The race for delegate-rich states such as New York, Wisconsin, Pennsylvania and California continues as Democratic candidates enter the second half of the primary season.
While it seems almost impossible that Mr Bernie Sanders could win New York - Mrs Hillary Clinton's home state - the senator from Vermont has a chance in Wisconsin and California, where his campaign is slowly gaining ground on the former secretary of state, according to polls.
Though chances of becoming the eventual party nominee are slim, he will likely stay in the race, experts say, not only because he has the funds to do so, but also to prove that a campaign funded by the American people can make it to the very end.
Building on his unexpected win in Michigan, followed by good showings in Alaska, Washington and Hawaii on March 26, the Sanders campaign is hoping to continue his winning streak in Wisconsin, which votes today.
The latest Marquette University Law School Poll showed Mr Sanders ahead of Mrs Clinton by 4 percentage points in the state.

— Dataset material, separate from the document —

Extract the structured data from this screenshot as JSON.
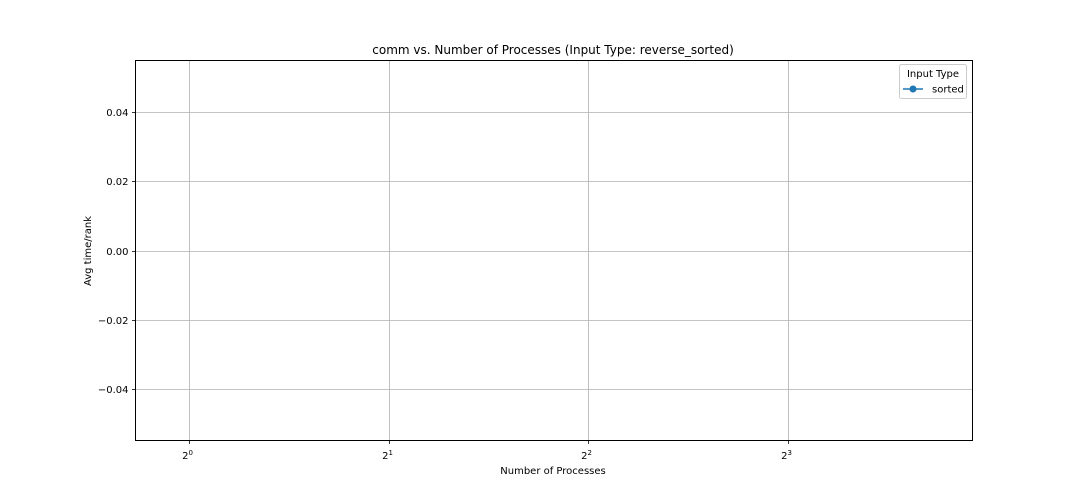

Four months ago, Mrs Clinton was ahead in that poll by 9 percentage points.
Political science professor Barry Burden, who is the director of the Elections Research Centre at the University of Wisconsin-Madison, said: "Sanders' strengths in Wisconsin are its large progressive white population, open primary and sizeable college student population. All three of those factors should help him be competitive in the state."
An open primary means that independents (and, by the same token, Republicans) can vote for Mr Sanders without registering as Democrats.
Michigan too held an open primary, where about three-quarters of independent voters opted for Mr Sanders, resulting in an unexpected win for him. The very same thing could happen in Wisconsin. There are 96 delegates at stake in Wisconsin, and a big win here would not only add to his delegate count, but also add momentum to his campaign.
At the moment, including superdelegates, Mrs Clinton has 1,712 delegates, while Mr Sanders has 1,011. The Democratic candidate needs 2,383 to clinch the party's nomination.
Mr Sanders has told supporters that although the bulk of the 712 superdelegates have declared support for Mrs Clinton, he is convinced they will come over to his side if he continues to do well in the primaries.
But experts are not convinced.
Professor Mack Shelley from Iowa State University said: "He may wind up winning a chunk of the 212 superdelegates who have not committed, but converting people would be much more difficult."
Looking beyond Wisconsin, winning important states such as Maryland and New York is also going to be tricky for Mr Sanders.
"There are significantly larger minority populations in New York and Maryland than in Wisconsin, and Clinton has done a better job of attracting minority voters," said Professor Irwin Morris, chair of the department of government and politics at the University of Maryland.
Mrs Clinton also has a huge lead of 27 percentage points in her home state.
"Things look fairly bleak for Sanders in New York, owing to the closed nature of the primary system in the state and the early deadlines for registering with a party," said assistant professor of political science Jacob Neiheisel from the University at Buffalo.
Despite expected losses ahead, experts say it is unlikely that Mr Sanders will bow out soon.
Prof Burden said: "Sanders says that he intends to win the nomination and would stay in the race even if he cannot win the nomination as a way to continue spreading his message."